A mãe de Paulo Márcio, a doméstica Luciene Monteiro Costa, de 41 anos, é quem acompanha o filho caçula nos treinos e nas competições. Além disso, ela revela o cuidado que tem com as medalhas e material do jovem atleta.

“Guardo todas as medalhas dentro de uma caixa, cada uma protegida com algodão, e também algumas fotos das competições. Não deixo nem ele pegar para ver as medalhas”, revela. “Estão todas lá (as medalhas), uma do ladinho da outra, protegidas no algodão”, completa.

Sem receio de assumir que é mãe coruja, ela agradece à Escola Bosque pelo projeto e se diz satisfeita com o resultado do empenho do filho. “Saber que meu filho é destaque no projeto me faz ter muito orgulho dele. Qual a mãe não se sentiria assim, principalmente em relação a um filho que não dá trabalho nenhum em casa, nem na escola, nem por onde anda. Com ele, eu fico tranquila e agradeço ao projeto por isso também”, destaca Luciene Costa.

Tradição

O projeto Shizen Fumbosque Karatê-Dô foi implantado e é coordenado por Jeydson Carlos Lima Rodrigues, 25 anos. Formado em Química Industrial, é assistente administrativo da Fundação Escola Bosque e, há 14 anos, dá aulas de karatê. Iniciou no esporte quando tinha apenas quatro anos de idade, incentivado pelo histórico familiar, que começou com o avô, passou para o pai, e chegou ao filho.

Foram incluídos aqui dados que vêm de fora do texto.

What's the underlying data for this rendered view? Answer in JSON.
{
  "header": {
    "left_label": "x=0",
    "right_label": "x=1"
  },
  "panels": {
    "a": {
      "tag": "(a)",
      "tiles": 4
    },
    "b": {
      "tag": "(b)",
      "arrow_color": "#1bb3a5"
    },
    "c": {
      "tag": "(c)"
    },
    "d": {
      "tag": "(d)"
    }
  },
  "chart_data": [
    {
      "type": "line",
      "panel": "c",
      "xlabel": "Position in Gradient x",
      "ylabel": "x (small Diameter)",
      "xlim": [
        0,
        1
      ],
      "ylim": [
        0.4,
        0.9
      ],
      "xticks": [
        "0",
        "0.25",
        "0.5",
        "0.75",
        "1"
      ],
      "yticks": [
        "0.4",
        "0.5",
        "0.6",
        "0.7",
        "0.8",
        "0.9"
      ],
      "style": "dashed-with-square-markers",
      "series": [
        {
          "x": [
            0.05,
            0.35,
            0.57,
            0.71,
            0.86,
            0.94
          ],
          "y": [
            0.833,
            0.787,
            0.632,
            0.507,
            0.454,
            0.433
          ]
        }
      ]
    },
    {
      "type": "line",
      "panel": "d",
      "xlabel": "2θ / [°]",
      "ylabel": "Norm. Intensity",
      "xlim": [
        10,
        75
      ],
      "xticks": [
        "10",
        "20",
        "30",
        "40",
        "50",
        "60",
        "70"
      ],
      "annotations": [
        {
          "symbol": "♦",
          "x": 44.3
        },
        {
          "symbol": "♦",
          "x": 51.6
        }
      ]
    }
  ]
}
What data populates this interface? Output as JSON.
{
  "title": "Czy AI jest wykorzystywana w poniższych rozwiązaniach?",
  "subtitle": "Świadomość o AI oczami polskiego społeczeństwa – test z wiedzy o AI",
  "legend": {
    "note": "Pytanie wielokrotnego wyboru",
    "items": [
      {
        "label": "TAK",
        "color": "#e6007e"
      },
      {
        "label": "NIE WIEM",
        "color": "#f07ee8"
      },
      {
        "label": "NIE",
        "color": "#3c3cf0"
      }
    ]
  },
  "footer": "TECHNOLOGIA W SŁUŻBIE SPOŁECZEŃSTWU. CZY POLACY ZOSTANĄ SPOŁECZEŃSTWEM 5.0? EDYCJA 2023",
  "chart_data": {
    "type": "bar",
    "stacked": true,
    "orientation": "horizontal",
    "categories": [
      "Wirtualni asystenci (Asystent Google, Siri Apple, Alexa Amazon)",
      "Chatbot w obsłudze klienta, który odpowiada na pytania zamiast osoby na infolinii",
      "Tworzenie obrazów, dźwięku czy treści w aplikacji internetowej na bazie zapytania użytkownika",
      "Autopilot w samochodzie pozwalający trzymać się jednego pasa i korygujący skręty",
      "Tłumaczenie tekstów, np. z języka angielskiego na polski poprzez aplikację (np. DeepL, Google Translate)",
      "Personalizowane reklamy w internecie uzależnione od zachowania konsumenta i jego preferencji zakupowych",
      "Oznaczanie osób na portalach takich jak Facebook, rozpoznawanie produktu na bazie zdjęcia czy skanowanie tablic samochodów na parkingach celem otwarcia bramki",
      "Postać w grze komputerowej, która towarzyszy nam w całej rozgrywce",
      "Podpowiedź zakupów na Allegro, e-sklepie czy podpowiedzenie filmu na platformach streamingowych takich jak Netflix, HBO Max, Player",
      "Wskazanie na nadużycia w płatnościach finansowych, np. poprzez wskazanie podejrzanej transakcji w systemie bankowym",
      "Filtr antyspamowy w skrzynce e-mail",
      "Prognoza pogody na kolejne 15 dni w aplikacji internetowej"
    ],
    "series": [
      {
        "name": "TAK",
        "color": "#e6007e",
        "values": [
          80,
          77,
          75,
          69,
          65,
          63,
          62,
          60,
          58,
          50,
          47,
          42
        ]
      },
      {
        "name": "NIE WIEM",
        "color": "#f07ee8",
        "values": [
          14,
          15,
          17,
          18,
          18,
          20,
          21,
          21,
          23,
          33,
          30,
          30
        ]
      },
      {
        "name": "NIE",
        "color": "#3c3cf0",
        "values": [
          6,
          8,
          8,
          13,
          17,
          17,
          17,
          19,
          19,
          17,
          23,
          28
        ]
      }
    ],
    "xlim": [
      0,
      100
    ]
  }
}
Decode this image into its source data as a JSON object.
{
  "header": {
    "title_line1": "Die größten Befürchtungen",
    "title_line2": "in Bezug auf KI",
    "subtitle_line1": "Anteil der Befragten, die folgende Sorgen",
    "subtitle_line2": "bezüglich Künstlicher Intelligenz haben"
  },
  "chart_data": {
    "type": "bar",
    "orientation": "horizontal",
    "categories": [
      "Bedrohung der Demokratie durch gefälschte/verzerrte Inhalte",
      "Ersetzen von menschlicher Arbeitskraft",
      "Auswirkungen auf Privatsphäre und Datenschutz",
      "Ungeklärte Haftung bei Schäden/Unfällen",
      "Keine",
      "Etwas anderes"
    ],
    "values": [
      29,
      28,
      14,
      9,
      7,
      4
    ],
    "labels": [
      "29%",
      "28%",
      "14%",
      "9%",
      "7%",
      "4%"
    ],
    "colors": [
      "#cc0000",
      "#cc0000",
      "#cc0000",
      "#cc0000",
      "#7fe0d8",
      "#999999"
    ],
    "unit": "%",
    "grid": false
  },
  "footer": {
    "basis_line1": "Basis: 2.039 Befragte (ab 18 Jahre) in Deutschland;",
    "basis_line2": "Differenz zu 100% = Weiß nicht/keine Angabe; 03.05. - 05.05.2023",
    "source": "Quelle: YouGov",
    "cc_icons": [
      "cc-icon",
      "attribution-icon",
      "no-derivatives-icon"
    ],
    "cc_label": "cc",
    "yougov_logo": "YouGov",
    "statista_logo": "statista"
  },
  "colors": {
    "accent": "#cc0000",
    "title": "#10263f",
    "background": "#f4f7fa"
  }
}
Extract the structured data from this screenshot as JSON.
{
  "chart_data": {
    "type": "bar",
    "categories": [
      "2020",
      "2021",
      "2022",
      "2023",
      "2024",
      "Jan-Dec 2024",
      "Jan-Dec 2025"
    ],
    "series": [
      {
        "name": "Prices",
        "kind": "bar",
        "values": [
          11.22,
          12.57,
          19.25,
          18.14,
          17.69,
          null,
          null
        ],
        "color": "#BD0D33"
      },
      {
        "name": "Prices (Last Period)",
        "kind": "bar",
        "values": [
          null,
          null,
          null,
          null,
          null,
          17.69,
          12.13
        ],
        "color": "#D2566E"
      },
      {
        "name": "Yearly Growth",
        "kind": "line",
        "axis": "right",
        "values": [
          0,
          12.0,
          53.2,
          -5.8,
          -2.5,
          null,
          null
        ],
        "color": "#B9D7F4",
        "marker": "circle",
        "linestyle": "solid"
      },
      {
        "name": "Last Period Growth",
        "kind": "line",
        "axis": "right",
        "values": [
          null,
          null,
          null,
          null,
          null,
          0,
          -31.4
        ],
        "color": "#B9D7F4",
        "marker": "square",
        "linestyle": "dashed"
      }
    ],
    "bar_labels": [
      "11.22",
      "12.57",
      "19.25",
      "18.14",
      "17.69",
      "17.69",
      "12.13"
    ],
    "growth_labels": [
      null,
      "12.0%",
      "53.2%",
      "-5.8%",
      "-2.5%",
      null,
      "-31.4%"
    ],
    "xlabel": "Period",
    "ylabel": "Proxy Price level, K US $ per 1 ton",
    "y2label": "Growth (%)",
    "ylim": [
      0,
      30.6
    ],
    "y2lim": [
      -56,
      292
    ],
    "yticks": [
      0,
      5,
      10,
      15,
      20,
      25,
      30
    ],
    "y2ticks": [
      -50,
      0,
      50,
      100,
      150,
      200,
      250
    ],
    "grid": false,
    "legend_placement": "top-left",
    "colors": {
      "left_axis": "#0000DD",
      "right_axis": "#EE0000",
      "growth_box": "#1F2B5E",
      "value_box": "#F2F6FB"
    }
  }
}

Os fundamentos do karatê, como respeito e disciplina, que aprendeu desde muito cedo, agora são repassados aos seus alunos. “A importância do karatê para as crianças é nós mostrarmos tudo isso, valores que, em muitos casos, se perderam. O karatê exige muito a disciplina física e psicológica. Hoje, para você aprender a dar um chute, levantar a mão para dar um soco, você precisa, acima de tudo, de equilíbrio físico e mental. Isso é o que sempre falo aos meus alunos. Quem tem equilíbrio mental evita conflitos na escola ou na rua”, explica o professor.

Além das aulas que acontecem na sede da Escola Bosque todas as segundas, quartas e sextas-feiras, pela manhã, nos dias de terça e quinta, o trabalho é feito na ilha Faveira, às proximidades de Belém, reunindo crianças e jovens das unidades pedagógicas vinculadas à Escola Bosque. Ao todo, são 152 alunos vindos das ilhas de Cotijuba, Jutuba, Faveira, Jamaci e Seringal, divididos em quatro turmas, com cerca de 30 alunos cada.

“O projeto consegue oportunizar a experiência do karatê para as crianças que não conseguem vir de lá para cá. Isso está sendo uma coisa nova para eles e vejo o desempenho e a garra deles. Todos conseguem assimilar os movimentos muito rápido. E vejo também um desempenho brilhante deles nas competições”, completa Jeydison.

De acordo com a professora Roberta Hage, coordenadora pedagógica geral da Escola Bosque, o projeto é importante para o resgate dos jovens que estão em situação de risco. “Eles possuem uma melhora significativa dentro de sala de aula e por isso vamos dar continuidade ao projeto no ano de 2015. Para nós, é uma vitória levar sementes de coisas boas para dentro da casa e da comunidade dessas crianças e jovens. Temos depoimentos de mães que vêm até nós agradecer pelo projeto, que tem a tarefa de criar indivíduos para a vida”, afirma.